The Effects of Turbulence Intensity and Tip Speed Ratio on the Coherent Structure of Horizontal-Axis Wind Turbine Wake: A Wind Tunnel Experiment

Abstract

The evolution laws of the large-eddy coherent structure of the wind turbine wake have been evaluated via wind tunnel experiments under uniform and turbulent inflow conditions. The spatial correlation coefficients, the turbulence integral scales and power spectrum are obtained at different tip speed ratios (TSRs) based on the time-resolved particle image velocity (TR-PIV) technique. The results indicate that the large-eddy coherent structures are more likely to dissipate with an increase in turbulence intensity and TSR. Furthermore, the spatial correlation of the longitudinal pulsation velocity is greater than its axial counterpart, resulting into a wake turbulence dominated by the longitudinal pulsation.

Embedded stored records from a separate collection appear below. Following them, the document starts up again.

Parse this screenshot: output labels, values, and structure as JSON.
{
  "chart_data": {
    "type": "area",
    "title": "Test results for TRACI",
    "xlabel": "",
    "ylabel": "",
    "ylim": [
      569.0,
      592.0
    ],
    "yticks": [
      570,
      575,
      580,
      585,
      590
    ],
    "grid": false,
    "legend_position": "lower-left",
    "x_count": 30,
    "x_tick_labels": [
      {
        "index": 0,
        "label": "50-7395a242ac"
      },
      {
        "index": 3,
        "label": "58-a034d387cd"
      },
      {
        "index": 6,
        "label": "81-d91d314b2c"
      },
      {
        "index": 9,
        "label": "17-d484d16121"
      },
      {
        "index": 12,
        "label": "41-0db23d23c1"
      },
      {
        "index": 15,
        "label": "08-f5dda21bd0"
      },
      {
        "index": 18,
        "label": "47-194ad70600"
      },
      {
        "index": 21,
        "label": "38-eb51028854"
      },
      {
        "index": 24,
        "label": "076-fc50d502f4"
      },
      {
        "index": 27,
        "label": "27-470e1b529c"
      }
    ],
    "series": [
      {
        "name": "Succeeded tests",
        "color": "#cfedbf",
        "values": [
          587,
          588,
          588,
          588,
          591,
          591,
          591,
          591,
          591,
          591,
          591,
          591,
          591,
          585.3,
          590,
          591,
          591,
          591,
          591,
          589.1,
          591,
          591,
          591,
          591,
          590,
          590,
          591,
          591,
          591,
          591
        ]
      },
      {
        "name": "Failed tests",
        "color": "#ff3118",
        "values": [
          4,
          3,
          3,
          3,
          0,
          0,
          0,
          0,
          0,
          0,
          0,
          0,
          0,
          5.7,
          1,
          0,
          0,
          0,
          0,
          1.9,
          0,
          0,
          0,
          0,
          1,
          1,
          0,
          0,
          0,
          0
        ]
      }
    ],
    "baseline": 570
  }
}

With an increase of turbulence intensity, the integral scale of the axial turbulence increases, meanwhile, its longitudinal counterpart decreases. Owing to an increase in TSR, the integral scale of axial turbulence decreases, whereas, that of the longitudinal turbulence increases. By analyzing the wake power spectrum, it is found that the turbulent pulsation kinetic energy of the wake structure is mainly concentrated in the low-frequency vortex region. The dissipation rate of turbulent kinetic energy increases with an increase of turbulence intensity and the turbulence is transported and dissipated on a smaller scale vortex, thus promoting the recovery of wake.